For this IPO, Odyssey has lined up J.P. Morgan, TD Cowen, and Cantor Fitzgerald as joint bookrunners, with Wedbush PacGrow and Oppenheimer also involved. That's a notably different roster from the 2025 attempt, which had Goldman Sachs, Jefferies, and TD Cowen leading the charge. New banks, new energy.
The biotech IPO market in early 2026 looks nothing like the wasteland of 2025. In Q1 alone, biopharma companies raised $1.7 billion in IPO proceeds, the highest quarterly total since the pandemic-fueled boom of 2021. Even more telling: the median amount raised per biotech IPO jumped to $287.5 million, more than double the figure from early 2025.
But investors aren't throwing money at anything with a molecule and a dream. All but one of the biotechs that went public in early 2026 had drugs in mid- or late-stage clinical testing. Preclinical companies have been essentially locked out since 2024. The market is rewarding proof, not promises.

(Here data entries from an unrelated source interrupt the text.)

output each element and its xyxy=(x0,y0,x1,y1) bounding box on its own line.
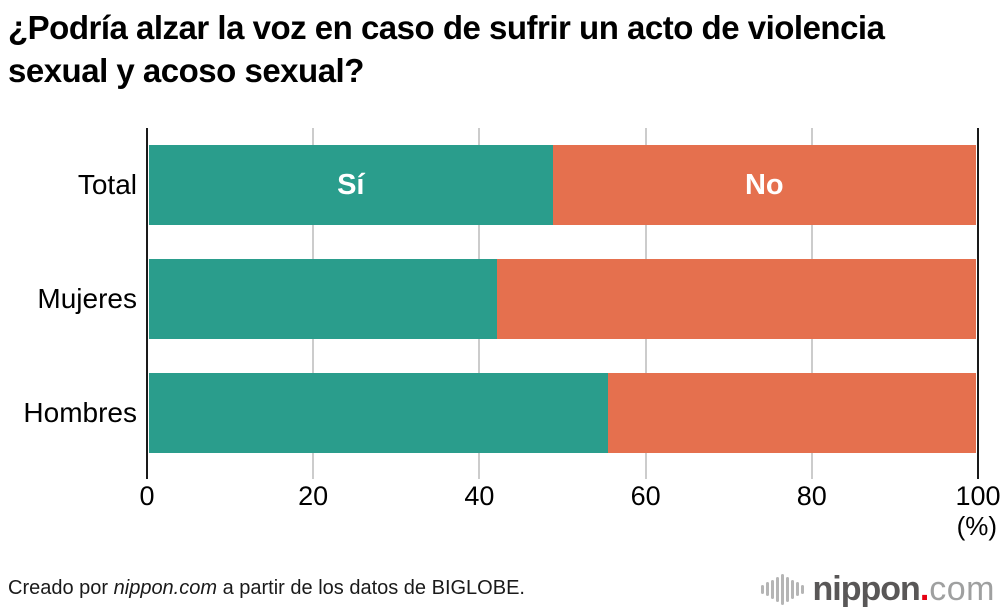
logo-bar xyxy=(790,579,794,599)
x-tick-label: 80 xyxy=(796,481,827,511)
soundwave-bars-icon xyxy=(760,573,804,605)
nippon-logo: nippon. com xyxy=(760,568,995,610)
plot-area: Sí No xyxy=(146,128,979,479)
bar-segment-si xyxy=(149,259,498,339)
credit-source: nippon.com xyxy=(113,577,218,599)
axis-line xyxy=(146,128,148,470)
bar-segment-si: Sí xyxy=(149,145,553,225)
logo-dot: . xyxy=(919,569,930,608)
category-label: Total xyxy=(77,169,137,200)
axis-tick xyxy=(146,470,148,479)
axis-tick xyxy=(644,470,647,479)
x-axis-tick-labels: 0 20 40 60 80 100 xyxy=(139,481,1000,515)
axis-line xyxy=(977,128,979,470)
logo-bar xyxy=(770,579,774,599)
logo-bar xyxy=(760,584,764,594)
axis-tick xyxy=(312,470,315,479)
axis-unit-label: (%) xyxy=(956,511,997,541)
logo-bar xyxy=(800,584,804,594)
bar-segment-no xyxy=(497,259,976,339)
category-label: Hombres xyxy=(23,397,137,428)
bar-row-total: Sí No xyxy=(149,145,976,225)
bar-segment-no: No xyxy=(552,145,976,225)
axis-tick xyxy=(478,470,481,479)
nippon-logo-text: nippon. com xyxy=(813,570,995,609)
logo-bar xyxy=(785,576,789,602)
credit-suffix: a partir de los datos de BIGLOBE. xyxy=(217,577,525,599)
bar-segment-no xyxy=(607,373,976,453)
x-tick-label: 60 xyxy=(630,481,661,511)
logo-bar xyxy=(780,573,784,605)
bar-row-hombres xyxy=(149,373,976,453)
logo-bar xyxy=(795,582,799,596)
credit-line: Creado por nippon.com a partir de los da… xyxy=(8,577,525,600)
x-tick-label: 20 xyxy=(298,481,329,511)
category-label: Mujeres xyxy=(37,283,137,314)
x-tick-label: 0 xyxy=(139,481,155,511)
x-tick-label: 100 xyxy=(955,481,1000,511)
logo-brand: nippon xyxy=(812,569,921,608)
bar-row-mujeres xyxy=(149,259,976,339)
series-label-no: No xyxy=(744,168,784,201)
logo-bar xyxy=(765,582,769,596)
axis-tick xyxy=(977,470,979,479)
series-label-si: Sí xyxy=(337,168,365,201)
category-labels: Total Mujeres Hombres xyxy=(0,128,137,470)
logo-tld: com xyxy=(929,569,995,608)
credit-prefix: Creado por xyxy=(8,577,114,599)
axis-tick xyxy=(810,470,813,479)
bar-segment-si xyxy=(149,373,608,453)
chart-title: ¿Podría alzar la voz en caso de sufrir u… xyxy=(8,9,885,89)
x-tick-label: 40 xyxy=(464,481,495,511)
logo-bar xyxy=(775,576,779,602)
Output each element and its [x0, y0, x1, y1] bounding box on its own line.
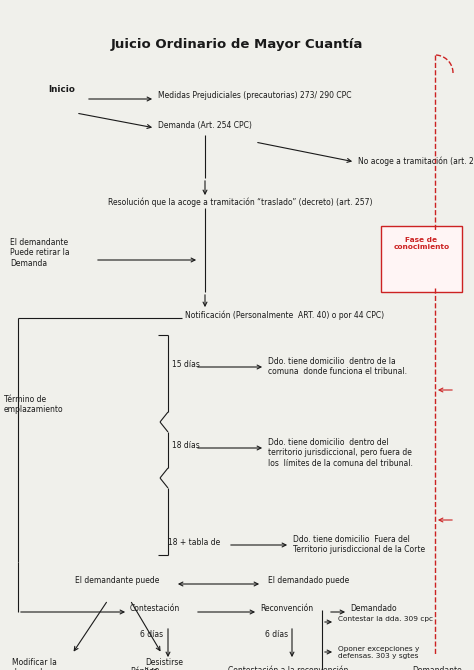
Text: Juicio Ordinario de Mayor Cuantía: Juicio Ordinario de Mayor Cuantía	[111, 38, 363, 51]
Text: Término de
emplazamiento: Término de emplazamiento	[4, 395, 64, 415]
Text: El demandado puede: El demandado puede	[268, 576, 349, 585]
Text: 18 + tabla de: 18 + tabla de	[168, 538, 220, 547]
Text: El demandante puede: El demandante puede	[75, 576, 159, 585]
Text: Réplica: Réplica	[130, 666, 158, 670]
Text: Fase de
conocimiento: Fase de conocimiento	[393, 237, 449, 250]
Text: Demandante: Demandante	[412, 666, 462, 670]
Text: Medidas Prejudiciales (precautorias) 273/ 290 CPC: Medidas Prejudiciales (precautorias) 273…	[158, 91, 352, 100]
FancyBboxPatch shape	[381, 226, 462, 292]
Text: No acoge a tramitación (art. 256 CPC).: No acoge a tramitación (art. 256 CPC).	[358, 156, 474, 165]
Text: El demandante
Puede retirar la
Demanda: El demandante Puede retirar la Demanda	[10, 238, 70, 268]
Text: Ddo. tiene domicilio  Fuera del
Territorio jurisdiccional de la Corte: Ddo. tiene domicilio Fuera del Territori…	[293, 535, 425, 554]
Text: 18 días: 18 días	[172, 441, 200, 450]
Text: Reconvención: Reconvención	[260, 604, 313, 613]
Text: Oponer excepciones y
defensas. 303 y sgtes: Oponer excepciones y defensas. 303 y sgt…	[338, 646, 419, 659]
Text: Demanda (Art. 254 CPC): Demanda (Art. 254 CPC)	[158, 121, 252, 130]
Text: Contestación: Contestación	[130, 604, 180, 613]
Text: Ddo. tiene domicilio  dentro del
territorio jurisdiccional, pero fuera de
los  l: Ddo. tiene domicilio dentro del territor…	[268, 438, 413, 468]
Text: 6 días: 6 días	[265, 630, 288, 639]
Text: Desistirse
148 cpc.: Desistirse 148 cpc.	[145, 658, 183, 670]
Text: Inicio: Inicio	[48, 85, 75, 94]
Text: Modificar la
demanda
261 cpc.: Modificar la demanda 261 cpc.	[12, 658, 57, 670]
Text: Contestar la dda. 309 cpc: Contestar la dda. 309 cpc	[338, 616, 433, 622]
Text: Demandado: Demandado	[350, 604, 397, 613]
Text: Resolución que la acoge a tramitación “traslado” (decreto) (art. 257): Resolución que la acoge a tramitación “t…	[108, 197, 373, 206]
Text: Contestación a la reconvención: Contestación a la reconvención	[228, 666, 348, 670]
Text: Notificación (Personalmente  ART. 40) o por 44 CPC): Notificación (Personalmente ART. 40) o p…	[185, 310, 384, 320]
Text: 6 días: 6 días	[140, 630, 163, 639]
Text: 15 días: 15 días	[172, 360, 200, 369]
Text: Ddo. tiene domicilio  dentro de la
comuna  donde funciona el tribunal.: Ddo. tiene domicilio dentro de la comuna…	[268, 357, 407, 377]
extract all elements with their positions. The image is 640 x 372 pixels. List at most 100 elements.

That's actually great news for Odyssey. With a Phase 2a program in hand, over $700 million in prior funding, and a deep pipeline across multiple hot therapeutic areas (autoimmune diseases are having a moment), the company checks most of the boxes that today's investors are scanning for.
Analysts are projecting 30 to 35 biotech IPOs could happen in 2026, a significant rebound from 2025's dismal showing. The secondary market is also signaling confidence; in December 2025, eight biotechs raised $3.2 billion in follow-on offerings in a single day. Capital is flowing again, just more selectively.
Odyssey's second IPO attempt is more than one company's do-over. It's a litmus test for the entire biotech public markets recovery.
When a well-funded, clinical-stage company with a credible pipeline and serious backers gets rejected by public markets, it tells you something about sentiment. When that same company comes back a year later and files again, it tells you sentiment has shifted. The question now is whether the shift is real or fragile.
Biotech IPOs have always been cyclical, swinging between feast and famine. The 2021 boom saw preclinical companies raise hundreds of millions on little more than a slide deck. The 2025 freeze saw mature companies with real data get turned away. The 2026 version looks more disciplined: investors want clinical proof, capital efficiency, and a clear path forward.
Odyssey fits that mold. It has the data (Phase 2a for its lead program), the money (over $700 million raised privately), and the team (a founder with multiple successful exits). The IPO hasn't priced yet, and specific terms like share count and price range are still to come.
But if Odyssey can pull this off, it won't just be a win for one company. It'll be a signal that the biotech IPO market is genuinely back, not just for the elite few, but for the next tier of clinical-stage players ready to make the leap.
Second chances don't come around often on Wall Street. Odyssey is betting this one counts.